Boehme, portanto, não encontrou sua sabedoria nem na Bíblia, que “conhecia bem”, mas que não foi capaz de consolá-lo em sua melancolia, nem nas obras dos mestres, onde encontrou apenas um espírito “meio morto”, o que significa um espírito terreno, não regenerado e, portanto, incapaz de se elevar ao divino, que Boehme encontrou sua sabedoria. É também por isso que as imperfeições de seu “estilo” dificilmente o assustavam. Não é uma doutrina erudita que está expondo; é uma nova visão do Universo que lhe foi dada, que ele conquistou com grande esforço, porque encontrou e reconquistou a si mesmo e, ao fazê-lo, seu ser espiritual foi transformado. Pouco importa se, especialmente no início, é incapaz de expressar o que concebe; se se repete vinte vezes: sua mente é obtusa; além disso, em assuntos tão difíceis, é necessário retomar os mesmos problemas várias vezes. Boehme supõe que seu leitor em potencial não seria capaz de acompanhá-lo de outra forma.

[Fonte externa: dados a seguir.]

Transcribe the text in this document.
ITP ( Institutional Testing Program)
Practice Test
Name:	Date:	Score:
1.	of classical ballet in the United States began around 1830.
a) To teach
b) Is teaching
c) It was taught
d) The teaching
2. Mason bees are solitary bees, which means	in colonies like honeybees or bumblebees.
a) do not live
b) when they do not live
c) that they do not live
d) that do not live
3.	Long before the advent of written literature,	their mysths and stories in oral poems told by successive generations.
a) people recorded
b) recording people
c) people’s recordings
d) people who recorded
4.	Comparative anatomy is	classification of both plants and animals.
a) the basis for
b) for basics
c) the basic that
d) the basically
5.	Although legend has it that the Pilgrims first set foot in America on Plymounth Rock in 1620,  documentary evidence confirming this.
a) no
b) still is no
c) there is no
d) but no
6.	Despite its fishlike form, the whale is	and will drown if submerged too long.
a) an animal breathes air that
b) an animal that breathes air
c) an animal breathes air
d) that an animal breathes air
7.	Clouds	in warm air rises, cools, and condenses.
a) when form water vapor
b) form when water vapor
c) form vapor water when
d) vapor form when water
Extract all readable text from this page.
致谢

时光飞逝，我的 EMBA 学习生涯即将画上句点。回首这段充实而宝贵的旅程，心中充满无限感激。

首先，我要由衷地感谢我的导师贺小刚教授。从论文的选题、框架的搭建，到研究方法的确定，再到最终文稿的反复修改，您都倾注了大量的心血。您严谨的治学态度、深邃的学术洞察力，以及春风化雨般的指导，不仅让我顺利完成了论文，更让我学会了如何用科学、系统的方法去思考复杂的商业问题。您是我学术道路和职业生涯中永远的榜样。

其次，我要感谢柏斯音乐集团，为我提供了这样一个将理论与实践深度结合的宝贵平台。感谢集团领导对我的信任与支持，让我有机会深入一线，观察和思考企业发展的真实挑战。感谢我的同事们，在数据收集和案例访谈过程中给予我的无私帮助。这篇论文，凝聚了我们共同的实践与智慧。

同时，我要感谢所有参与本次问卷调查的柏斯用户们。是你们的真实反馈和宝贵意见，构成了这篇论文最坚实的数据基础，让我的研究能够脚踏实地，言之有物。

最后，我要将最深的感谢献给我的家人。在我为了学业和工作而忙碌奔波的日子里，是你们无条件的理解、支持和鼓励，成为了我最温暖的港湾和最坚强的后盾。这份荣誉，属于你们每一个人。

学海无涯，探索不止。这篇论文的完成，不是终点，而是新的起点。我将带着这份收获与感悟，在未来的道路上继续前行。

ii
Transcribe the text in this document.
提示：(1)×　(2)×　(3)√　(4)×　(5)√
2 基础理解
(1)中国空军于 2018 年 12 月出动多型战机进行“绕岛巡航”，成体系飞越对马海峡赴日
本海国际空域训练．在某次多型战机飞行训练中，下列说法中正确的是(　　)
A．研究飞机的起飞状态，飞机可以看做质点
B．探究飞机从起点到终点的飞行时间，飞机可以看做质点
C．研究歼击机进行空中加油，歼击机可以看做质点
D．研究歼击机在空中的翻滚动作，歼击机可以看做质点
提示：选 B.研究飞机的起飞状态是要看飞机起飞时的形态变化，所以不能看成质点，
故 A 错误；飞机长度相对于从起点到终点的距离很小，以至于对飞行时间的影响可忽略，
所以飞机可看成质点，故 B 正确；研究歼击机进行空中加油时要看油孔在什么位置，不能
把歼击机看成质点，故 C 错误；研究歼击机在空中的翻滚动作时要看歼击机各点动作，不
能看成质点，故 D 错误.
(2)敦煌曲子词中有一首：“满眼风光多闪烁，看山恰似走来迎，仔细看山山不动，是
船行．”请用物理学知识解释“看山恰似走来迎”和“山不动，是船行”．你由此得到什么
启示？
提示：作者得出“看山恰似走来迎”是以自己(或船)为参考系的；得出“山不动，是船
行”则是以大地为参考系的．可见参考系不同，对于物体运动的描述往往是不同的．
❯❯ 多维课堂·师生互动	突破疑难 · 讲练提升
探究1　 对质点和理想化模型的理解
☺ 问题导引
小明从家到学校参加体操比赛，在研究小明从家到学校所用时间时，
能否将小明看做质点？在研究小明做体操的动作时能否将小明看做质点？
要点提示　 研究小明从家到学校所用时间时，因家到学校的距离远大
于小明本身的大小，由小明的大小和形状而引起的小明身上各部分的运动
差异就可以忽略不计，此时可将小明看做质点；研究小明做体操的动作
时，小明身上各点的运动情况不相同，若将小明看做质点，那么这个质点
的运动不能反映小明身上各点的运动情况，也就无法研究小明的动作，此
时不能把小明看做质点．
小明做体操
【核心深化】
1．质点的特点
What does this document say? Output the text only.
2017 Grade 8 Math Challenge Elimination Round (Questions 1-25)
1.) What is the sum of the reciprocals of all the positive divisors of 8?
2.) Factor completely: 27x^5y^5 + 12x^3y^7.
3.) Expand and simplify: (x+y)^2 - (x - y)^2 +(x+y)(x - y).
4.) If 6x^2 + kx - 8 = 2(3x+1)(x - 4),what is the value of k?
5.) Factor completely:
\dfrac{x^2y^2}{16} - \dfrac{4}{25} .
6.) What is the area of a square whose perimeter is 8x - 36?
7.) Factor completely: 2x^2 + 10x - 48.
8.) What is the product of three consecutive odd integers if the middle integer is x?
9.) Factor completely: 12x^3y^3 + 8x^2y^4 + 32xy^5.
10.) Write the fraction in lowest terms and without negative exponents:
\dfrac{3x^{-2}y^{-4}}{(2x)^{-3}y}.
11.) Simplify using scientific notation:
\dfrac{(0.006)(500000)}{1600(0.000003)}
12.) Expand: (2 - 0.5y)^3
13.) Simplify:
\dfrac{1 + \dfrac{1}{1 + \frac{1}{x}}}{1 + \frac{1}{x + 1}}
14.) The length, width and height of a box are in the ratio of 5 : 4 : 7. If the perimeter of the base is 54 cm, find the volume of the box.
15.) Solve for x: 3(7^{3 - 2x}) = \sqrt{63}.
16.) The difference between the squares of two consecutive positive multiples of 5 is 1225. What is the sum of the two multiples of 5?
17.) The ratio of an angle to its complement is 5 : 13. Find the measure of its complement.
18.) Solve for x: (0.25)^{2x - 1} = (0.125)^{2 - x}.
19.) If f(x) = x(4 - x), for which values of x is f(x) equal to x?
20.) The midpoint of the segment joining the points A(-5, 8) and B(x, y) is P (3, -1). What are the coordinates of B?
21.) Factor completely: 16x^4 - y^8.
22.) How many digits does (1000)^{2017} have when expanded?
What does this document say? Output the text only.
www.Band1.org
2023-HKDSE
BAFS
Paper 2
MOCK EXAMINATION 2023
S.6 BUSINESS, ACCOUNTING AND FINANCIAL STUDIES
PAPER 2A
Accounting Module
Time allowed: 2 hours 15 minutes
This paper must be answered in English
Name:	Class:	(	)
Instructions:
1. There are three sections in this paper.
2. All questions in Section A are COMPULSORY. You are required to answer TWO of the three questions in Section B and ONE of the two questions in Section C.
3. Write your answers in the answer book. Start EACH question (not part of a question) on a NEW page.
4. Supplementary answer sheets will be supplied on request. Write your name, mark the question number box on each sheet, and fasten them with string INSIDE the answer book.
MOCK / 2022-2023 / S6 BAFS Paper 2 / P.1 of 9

De fato, Boehme acredita que é necessário usar exemplos e imagens sensíveis para conduzir gradualmente o leitor ao entendimento. Além disso, embora seja possível conhecer Deus em espírito, esse conhecimento permanece inexprimível, pelo menos no que diz respeito ao discurso. Portanto, devemos nos voltar para o mundo sensível, que é o único acessível ao discurso (Vernunft) e ao pensamento do homem natural. Como já sabemos, o mundo é uma expressão de Deus; o sensível, como veremos ainda mais claramente mais tarde, é significativo apenas na medida em que é uma expressão e encarnação do espírito. Acrescentemos que, para Boehme, em geral, a imaginação é, em certo sentido, superior à razão discursiva (Vernunft) e mais próxima da razão intuitiva (Verstand) do que o entendimento. Isso se deve ao fato de que a imaginação nos permite compreender o uno-múltiplo simultaneamente, enquanto o entendimento deve proceder por etapas sucessivas; o discurso isola e quebra a interioridade (o ineinander), a interpenetração interna de forças e qualidades.